Il segnale che emerge dalle elezioni in Bengala è l’idea che l’armata dell’Hindutva, capitanata da Modi, non appare imbattibile. E non si tratta di lasciarsi andare a trionfalismi. La gente del Bengala sa bene che il Tmc, il partito di Didi (sorella maggiore), come molti chiamano affettuosamente la Banerjee, non è esente da scandali e corruzione a cominciare dalla base per finire ai quadri superiori della formazione politica. È la Banerjee che è stata capace di dimostrare con la sua coerenza – vive una vita austera e consona alla politica che predica, vicina ai poveri e non ha mai nascosto la sua ammirazione per Madre Teresa – che è possibile sconfiggere la retorica fatta di prepotenze e arroganza del fondamentalismo.
Non bisogna pensare ingenuamente che il regno dell’Hindutva sia al tramonto: tutt’altro. Il Bjp in questi decenni è riuscito a infiltrare tutti i meccanismi dell’amministrazione pubblica e non solo. La battaglia, quindi, non può essere vinta su questo fronte. Sono necessari leader credibili – cosa che l’opposizione in questi anni non è mai riuscita ad esprimere – che sappiano leggere il cuore della gente comune. E questo la Banerjee ha saputo farlo molto bene.

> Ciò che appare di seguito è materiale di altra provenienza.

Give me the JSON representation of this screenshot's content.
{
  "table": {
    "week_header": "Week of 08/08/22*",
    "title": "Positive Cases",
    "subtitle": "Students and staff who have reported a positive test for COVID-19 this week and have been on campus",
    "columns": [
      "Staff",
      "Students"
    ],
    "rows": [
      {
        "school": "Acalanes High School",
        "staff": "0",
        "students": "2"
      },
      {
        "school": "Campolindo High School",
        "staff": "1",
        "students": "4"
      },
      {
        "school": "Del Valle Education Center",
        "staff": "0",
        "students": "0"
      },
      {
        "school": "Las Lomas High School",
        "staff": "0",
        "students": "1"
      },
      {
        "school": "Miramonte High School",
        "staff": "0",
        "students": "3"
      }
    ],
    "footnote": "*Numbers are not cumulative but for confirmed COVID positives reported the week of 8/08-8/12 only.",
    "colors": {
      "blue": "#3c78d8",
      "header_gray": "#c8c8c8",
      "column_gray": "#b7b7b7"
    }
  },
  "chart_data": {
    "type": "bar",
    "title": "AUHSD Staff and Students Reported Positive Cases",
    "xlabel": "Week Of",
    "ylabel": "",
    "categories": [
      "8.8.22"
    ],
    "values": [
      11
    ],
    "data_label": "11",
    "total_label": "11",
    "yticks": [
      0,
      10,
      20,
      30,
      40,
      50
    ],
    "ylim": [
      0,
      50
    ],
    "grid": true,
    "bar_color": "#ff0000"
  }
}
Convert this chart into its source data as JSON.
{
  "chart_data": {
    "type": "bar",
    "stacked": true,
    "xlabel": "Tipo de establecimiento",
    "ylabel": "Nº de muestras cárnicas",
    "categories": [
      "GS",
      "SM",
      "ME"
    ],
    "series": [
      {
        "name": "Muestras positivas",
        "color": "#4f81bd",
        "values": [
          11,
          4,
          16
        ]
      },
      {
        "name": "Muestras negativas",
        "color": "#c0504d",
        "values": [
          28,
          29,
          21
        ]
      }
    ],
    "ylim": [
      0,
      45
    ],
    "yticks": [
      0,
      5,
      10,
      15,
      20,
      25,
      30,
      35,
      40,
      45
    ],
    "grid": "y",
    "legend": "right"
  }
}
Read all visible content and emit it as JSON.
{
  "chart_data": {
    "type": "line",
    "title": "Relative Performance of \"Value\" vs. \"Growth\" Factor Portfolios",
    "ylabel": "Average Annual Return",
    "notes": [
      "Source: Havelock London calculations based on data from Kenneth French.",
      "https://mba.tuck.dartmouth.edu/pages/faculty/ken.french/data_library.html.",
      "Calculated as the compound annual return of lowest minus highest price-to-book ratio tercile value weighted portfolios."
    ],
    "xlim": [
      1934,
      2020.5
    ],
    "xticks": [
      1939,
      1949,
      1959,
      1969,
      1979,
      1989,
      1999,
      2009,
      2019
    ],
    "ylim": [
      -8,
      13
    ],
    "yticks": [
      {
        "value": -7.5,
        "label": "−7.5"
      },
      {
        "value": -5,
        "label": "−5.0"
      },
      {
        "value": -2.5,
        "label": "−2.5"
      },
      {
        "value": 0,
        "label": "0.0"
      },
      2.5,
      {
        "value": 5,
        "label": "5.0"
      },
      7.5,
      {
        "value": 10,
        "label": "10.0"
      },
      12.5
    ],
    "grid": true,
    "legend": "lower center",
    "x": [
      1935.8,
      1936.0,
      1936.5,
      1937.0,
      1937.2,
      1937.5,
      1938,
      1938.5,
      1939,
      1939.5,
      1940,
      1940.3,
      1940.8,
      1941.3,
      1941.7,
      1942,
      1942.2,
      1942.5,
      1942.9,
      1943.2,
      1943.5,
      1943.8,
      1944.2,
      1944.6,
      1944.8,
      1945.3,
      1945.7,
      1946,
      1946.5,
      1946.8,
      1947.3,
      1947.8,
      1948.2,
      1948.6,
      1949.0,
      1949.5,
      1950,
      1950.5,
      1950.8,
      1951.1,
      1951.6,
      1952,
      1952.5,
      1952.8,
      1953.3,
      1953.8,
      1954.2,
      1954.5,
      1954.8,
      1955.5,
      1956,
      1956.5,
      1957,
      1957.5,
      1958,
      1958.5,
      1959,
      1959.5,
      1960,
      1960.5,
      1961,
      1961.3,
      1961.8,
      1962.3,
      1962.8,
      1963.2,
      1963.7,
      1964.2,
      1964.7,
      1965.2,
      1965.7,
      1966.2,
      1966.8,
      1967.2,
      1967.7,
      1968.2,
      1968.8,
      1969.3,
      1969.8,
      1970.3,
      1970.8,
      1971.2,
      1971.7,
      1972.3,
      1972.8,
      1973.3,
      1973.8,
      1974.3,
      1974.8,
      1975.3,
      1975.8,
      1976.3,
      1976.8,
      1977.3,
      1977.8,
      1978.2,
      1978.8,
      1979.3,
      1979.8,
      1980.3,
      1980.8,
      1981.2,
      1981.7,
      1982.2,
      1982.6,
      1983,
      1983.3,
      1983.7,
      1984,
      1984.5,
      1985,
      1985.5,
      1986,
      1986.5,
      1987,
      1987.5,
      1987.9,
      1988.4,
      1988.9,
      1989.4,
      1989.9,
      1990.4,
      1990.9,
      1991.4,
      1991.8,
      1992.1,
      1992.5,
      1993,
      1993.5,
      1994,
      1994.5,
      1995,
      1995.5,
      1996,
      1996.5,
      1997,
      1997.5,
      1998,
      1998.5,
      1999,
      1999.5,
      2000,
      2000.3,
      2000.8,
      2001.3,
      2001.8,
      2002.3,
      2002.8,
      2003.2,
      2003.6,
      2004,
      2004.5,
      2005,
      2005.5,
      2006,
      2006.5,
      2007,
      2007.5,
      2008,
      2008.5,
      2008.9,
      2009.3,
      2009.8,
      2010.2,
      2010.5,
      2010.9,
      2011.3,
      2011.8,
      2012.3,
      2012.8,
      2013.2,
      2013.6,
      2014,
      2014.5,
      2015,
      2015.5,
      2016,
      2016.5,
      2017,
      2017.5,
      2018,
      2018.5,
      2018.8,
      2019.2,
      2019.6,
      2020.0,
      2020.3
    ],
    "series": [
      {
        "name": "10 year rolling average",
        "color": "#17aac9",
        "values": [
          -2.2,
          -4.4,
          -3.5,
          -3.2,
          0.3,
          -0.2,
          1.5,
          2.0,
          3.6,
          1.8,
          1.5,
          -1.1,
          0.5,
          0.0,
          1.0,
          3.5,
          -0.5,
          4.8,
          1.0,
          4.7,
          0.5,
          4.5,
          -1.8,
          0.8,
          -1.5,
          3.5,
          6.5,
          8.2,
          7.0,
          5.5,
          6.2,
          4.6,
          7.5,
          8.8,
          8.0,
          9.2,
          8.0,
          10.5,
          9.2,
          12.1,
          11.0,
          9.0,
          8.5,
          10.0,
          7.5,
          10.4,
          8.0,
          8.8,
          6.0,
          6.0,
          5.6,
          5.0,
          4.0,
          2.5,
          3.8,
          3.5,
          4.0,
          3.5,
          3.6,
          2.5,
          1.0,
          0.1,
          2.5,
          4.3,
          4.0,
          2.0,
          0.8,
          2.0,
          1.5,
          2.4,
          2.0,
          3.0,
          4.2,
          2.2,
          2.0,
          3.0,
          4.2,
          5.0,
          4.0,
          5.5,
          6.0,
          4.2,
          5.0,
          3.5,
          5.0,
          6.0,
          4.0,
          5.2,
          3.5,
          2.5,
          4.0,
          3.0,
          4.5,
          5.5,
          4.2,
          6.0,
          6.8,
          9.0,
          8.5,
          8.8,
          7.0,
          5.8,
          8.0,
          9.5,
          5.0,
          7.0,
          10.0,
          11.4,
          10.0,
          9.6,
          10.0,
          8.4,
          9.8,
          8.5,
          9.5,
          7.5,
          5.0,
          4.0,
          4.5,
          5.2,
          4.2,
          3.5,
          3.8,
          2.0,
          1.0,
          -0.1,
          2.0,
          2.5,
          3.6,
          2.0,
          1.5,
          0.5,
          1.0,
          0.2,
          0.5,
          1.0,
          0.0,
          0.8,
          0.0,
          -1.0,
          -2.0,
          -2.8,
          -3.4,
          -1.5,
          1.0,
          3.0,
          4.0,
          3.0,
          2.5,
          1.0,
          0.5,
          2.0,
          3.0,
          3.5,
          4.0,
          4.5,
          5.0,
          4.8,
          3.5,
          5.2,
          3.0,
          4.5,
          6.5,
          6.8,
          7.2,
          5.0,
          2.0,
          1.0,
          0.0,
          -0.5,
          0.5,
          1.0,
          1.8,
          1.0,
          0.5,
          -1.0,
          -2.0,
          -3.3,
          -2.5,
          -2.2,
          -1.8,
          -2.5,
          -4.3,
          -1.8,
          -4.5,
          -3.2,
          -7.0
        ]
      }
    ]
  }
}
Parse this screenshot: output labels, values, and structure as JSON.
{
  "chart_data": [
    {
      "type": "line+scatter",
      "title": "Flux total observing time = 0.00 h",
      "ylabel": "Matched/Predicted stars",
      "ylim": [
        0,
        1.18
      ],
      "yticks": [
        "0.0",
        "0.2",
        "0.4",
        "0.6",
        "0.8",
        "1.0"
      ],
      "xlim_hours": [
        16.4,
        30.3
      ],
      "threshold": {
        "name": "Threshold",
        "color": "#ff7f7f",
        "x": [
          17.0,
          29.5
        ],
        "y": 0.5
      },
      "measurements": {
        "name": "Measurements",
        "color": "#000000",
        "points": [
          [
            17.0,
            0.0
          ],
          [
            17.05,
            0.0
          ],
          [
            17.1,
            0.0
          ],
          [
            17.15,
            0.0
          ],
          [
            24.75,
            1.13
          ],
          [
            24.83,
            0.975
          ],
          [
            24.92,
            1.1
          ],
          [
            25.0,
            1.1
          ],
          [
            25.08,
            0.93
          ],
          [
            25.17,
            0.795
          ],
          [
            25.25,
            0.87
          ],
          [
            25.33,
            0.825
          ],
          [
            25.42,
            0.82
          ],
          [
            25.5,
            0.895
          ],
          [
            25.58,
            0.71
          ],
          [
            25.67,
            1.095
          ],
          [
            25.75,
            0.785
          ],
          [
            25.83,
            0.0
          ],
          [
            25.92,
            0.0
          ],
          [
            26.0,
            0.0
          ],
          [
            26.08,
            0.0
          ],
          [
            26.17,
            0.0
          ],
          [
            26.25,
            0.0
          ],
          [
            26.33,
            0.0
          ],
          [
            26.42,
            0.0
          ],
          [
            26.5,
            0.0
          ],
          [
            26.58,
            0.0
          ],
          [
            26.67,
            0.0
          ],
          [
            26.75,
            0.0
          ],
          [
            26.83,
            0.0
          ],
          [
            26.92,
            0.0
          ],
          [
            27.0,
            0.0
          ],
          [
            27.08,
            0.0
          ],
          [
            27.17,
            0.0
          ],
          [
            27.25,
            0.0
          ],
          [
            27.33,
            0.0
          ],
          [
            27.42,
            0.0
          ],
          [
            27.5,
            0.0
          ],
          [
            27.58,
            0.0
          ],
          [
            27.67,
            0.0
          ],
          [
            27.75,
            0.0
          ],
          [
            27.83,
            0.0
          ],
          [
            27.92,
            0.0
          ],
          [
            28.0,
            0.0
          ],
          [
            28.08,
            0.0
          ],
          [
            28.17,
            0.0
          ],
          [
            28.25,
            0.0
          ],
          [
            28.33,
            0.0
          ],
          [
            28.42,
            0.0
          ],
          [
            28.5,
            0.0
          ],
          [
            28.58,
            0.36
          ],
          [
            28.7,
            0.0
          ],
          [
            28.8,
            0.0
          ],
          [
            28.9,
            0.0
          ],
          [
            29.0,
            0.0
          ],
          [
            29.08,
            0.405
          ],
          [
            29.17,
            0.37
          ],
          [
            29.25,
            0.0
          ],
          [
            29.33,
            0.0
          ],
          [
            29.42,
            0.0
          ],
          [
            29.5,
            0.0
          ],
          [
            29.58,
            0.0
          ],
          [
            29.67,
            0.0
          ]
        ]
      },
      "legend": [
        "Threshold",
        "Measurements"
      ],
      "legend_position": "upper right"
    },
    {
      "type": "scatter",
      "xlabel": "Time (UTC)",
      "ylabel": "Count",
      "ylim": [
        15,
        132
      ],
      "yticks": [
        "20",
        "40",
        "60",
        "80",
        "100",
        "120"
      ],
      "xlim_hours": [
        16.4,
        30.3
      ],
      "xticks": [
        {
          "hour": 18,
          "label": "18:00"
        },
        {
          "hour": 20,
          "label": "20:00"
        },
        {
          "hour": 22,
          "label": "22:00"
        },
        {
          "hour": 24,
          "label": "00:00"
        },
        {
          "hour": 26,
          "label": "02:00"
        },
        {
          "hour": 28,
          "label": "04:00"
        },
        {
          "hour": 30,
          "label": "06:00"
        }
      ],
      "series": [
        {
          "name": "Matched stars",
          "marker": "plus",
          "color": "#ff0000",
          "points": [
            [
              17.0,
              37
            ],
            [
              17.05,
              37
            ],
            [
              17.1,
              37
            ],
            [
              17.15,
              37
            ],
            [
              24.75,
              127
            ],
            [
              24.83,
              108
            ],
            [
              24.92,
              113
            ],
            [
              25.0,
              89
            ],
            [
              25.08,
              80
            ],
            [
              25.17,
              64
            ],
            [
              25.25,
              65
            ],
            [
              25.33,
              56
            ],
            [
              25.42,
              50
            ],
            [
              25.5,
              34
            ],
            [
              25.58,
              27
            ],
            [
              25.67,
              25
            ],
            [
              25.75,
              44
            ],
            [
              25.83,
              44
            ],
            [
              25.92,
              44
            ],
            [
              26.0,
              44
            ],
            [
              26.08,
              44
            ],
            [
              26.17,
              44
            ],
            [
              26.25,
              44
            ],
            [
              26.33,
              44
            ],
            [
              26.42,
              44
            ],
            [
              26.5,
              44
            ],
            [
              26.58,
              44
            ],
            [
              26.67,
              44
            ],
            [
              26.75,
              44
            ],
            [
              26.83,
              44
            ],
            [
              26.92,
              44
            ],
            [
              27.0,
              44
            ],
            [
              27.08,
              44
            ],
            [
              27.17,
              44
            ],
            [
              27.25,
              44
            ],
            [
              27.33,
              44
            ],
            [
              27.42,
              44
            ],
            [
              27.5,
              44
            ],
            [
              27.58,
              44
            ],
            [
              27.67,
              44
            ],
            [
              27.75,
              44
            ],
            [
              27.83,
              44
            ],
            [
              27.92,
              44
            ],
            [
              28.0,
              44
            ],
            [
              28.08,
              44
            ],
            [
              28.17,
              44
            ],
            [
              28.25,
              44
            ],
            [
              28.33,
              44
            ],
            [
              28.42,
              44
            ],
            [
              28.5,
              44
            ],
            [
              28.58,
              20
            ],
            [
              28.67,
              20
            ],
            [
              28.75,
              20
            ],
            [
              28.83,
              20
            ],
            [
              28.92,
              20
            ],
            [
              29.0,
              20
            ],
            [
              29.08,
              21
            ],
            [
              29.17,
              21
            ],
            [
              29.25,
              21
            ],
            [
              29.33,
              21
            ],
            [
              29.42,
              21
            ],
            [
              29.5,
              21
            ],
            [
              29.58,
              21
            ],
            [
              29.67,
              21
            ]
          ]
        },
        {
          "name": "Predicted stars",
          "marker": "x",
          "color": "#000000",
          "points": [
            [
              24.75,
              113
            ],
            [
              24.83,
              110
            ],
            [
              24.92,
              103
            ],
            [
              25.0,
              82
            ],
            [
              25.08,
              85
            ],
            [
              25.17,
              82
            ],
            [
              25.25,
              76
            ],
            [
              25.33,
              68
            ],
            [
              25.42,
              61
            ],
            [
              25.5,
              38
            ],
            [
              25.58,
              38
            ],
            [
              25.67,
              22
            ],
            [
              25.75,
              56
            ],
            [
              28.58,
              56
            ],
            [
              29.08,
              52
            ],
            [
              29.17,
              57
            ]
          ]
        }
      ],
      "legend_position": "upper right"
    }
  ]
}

Come suggerisce un noto editorialista indiano, che fu consigliere di un precedente governo guidato dal Bjp (con Primo Ministro Atul Vajpayee), la Banerjee potrebbe dimostrarsi nel corso degli anni una valida alternativa a Modi per il governo centrale. Non dobbiamo dimenticare che lo stesso Modi è stato per anni, e in contesti assai controversi, il capo del governo locale dello stato del Gujarat. Tra l’altro, la leader politica bengalese ha mostrato anche la capacità di coagulare le diverse anime dello stato, inviando una lettera alle forze politiche concorrenti al fine di formare un fronte comune contro Modi e la sua politica spesso tutt’altro che democratica. E l’invito è stato accolto.
I prossimi anni diranno se di fronte alla crisi pandemica, al crollo dell’economia e ai problemi immensi che il Paese dovrà affrontare, Modi e Shah sapranno recuperare il terreno perduto e se figure come Mamata potranno rivelarsi alternative credibili allo strapotere del Bjp.